Poder e Governo
Saiba quais medidas restritivas foram impostas a Jaques Wagner após operação da PF
Determinações do STF também atingem o enteado do senador e a mulher dele
Além de uma operação da Polícia Federal nesta quinta-feira, o senador Jaques Wagner (PT-BA) deverá cumprir uma série de medidas restritivas determinadas pelo ministro André Mendonça, do Supremo Tribunal Federal (STF). O parlamentar petista é apontado como suspeito de envolvimento no caso do Banco Master.
Segundo as investigações, Wagner teria recebido benefícios ligados ao banco, entre eles um apartamento adquirido por Augusto Lima, ex-sócio de Daniel Vorcaro.
Jaques Wagner está proibido de manter contato, “por qualquer meio, direto ou indireto”, com os demais investigados. Por razões familiares, no entanto, ele poderá se comunicar com Eduardo Mendonça Sodré Martins e Bonnie Toaldo Bonilha, desde que o trio não trate de “temas relacionados aos fatos investigados”.
Eduardo Sodré Martins é contratado por Jaques Wagner e secretário de Meio Ambiente da Bahia. De acordo com as investigações, Bonnie Bonilha recebeu R$ 11 milhões do Banco Master por meio de um contrato de consultoria firmado com uma de suas empresas.
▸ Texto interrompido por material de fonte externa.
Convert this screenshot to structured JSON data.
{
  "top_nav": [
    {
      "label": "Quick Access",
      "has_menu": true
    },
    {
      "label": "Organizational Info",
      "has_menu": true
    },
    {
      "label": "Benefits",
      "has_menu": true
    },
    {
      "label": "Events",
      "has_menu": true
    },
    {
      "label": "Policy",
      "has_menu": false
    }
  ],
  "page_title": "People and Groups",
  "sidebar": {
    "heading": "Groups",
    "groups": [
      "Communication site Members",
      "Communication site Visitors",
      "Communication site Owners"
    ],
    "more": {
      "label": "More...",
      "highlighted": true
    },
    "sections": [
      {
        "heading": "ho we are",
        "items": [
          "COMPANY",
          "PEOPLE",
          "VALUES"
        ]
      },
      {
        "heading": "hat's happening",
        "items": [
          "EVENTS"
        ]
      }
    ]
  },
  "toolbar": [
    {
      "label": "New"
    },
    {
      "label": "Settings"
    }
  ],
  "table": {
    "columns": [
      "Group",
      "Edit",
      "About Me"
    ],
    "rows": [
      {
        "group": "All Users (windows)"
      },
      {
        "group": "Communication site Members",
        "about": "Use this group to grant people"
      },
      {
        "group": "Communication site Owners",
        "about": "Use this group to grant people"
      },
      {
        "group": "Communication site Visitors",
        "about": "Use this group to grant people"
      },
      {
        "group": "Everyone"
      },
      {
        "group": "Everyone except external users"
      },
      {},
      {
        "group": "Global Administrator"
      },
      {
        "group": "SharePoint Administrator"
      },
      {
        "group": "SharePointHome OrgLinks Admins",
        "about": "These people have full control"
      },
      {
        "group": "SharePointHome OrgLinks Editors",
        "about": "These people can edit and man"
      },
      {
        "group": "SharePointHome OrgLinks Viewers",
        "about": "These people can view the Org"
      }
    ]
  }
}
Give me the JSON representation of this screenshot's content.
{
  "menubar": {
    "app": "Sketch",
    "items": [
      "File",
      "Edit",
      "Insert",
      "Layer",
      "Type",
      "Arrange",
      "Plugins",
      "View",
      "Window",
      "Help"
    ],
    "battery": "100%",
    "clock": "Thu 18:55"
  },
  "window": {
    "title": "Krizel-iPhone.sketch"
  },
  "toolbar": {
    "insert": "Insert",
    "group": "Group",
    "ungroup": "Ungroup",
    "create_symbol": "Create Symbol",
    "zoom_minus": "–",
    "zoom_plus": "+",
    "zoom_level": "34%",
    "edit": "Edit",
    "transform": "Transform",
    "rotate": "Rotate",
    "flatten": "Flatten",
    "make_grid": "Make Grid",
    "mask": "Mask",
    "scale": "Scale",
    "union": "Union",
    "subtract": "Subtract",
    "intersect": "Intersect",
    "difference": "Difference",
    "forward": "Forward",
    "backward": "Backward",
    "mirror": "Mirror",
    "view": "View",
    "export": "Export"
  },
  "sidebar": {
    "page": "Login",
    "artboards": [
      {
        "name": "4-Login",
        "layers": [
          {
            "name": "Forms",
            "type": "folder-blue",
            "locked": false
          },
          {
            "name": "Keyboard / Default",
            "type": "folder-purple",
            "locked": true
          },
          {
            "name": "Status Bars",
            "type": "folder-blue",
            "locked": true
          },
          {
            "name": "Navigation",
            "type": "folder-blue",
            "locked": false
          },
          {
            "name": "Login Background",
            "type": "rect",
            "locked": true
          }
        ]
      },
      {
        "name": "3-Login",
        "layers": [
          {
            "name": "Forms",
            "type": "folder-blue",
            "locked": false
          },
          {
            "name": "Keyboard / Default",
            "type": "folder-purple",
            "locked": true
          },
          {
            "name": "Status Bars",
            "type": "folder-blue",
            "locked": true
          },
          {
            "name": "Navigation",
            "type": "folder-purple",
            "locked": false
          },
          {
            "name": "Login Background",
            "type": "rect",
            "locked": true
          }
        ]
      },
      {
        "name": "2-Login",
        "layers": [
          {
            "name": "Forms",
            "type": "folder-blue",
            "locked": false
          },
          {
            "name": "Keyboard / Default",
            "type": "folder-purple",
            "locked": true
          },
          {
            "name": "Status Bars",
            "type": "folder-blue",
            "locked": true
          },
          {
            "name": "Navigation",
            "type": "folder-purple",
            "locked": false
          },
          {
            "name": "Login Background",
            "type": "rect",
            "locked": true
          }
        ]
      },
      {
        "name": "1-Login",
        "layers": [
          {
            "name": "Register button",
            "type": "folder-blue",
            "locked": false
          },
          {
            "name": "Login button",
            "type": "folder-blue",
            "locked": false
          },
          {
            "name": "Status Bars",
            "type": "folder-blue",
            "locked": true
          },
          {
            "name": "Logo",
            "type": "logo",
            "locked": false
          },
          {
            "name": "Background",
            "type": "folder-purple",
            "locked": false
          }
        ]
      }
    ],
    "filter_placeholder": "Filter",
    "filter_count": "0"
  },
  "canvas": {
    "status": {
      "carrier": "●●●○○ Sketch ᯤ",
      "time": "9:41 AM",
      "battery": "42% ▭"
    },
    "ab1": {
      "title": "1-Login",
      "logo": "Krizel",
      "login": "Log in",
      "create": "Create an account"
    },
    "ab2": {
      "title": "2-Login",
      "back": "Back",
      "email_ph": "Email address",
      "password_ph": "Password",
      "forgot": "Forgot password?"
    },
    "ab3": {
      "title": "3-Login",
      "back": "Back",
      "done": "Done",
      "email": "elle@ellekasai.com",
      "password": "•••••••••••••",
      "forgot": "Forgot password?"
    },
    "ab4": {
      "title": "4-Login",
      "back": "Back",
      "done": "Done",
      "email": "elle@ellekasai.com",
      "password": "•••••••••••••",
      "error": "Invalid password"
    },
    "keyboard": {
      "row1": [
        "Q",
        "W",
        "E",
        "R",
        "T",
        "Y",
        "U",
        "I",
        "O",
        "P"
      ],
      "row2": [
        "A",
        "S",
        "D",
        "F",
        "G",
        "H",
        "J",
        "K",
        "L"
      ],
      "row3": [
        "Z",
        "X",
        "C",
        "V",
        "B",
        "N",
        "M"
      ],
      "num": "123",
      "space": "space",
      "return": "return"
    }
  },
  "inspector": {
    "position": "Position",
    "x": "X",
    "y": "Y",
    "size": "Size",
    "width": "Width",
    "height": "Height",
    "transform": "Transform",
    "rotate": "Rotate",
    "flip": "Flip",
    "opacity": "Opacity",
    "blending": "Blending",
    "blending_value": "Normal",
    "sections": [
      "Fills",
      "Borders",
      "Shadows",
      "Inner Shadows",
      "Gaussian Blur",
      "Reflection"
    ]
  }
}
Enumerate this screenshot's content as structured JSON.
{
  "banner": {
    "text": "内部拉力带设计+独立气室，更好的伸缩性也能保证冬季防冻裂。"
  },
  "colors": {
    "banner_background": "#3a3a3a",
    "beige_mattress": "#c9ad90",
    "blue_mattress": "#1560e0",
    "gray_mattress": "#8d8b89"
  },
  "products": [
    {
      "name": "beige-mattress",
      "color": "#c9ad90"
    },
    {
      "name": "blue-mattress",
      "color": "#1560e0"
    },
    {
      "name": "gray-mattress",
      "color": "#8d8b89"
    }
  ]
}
O enteado do senador, por sua vez, teria tido “papel ativo” na cobrança de pendências nos pagamentos previstos pelos operadores financeiros do Master.
O senador também está proibido de fazer contato com “gerentes, administradores, corretores, funcionários, engenheiros, arquitetos ou quaisquer colaboradores” das empresas MD BA Parque Florestal Construções e Grupo Moura Dubeux.
As duas companhias estão associadas ao edifício Poème Horto, em Salvador, onde fica o apartamento avaliado em mais de R$ 2 milhões que, segundo a investigação, teria sido pago pelo Banco Master e destinado ao senador.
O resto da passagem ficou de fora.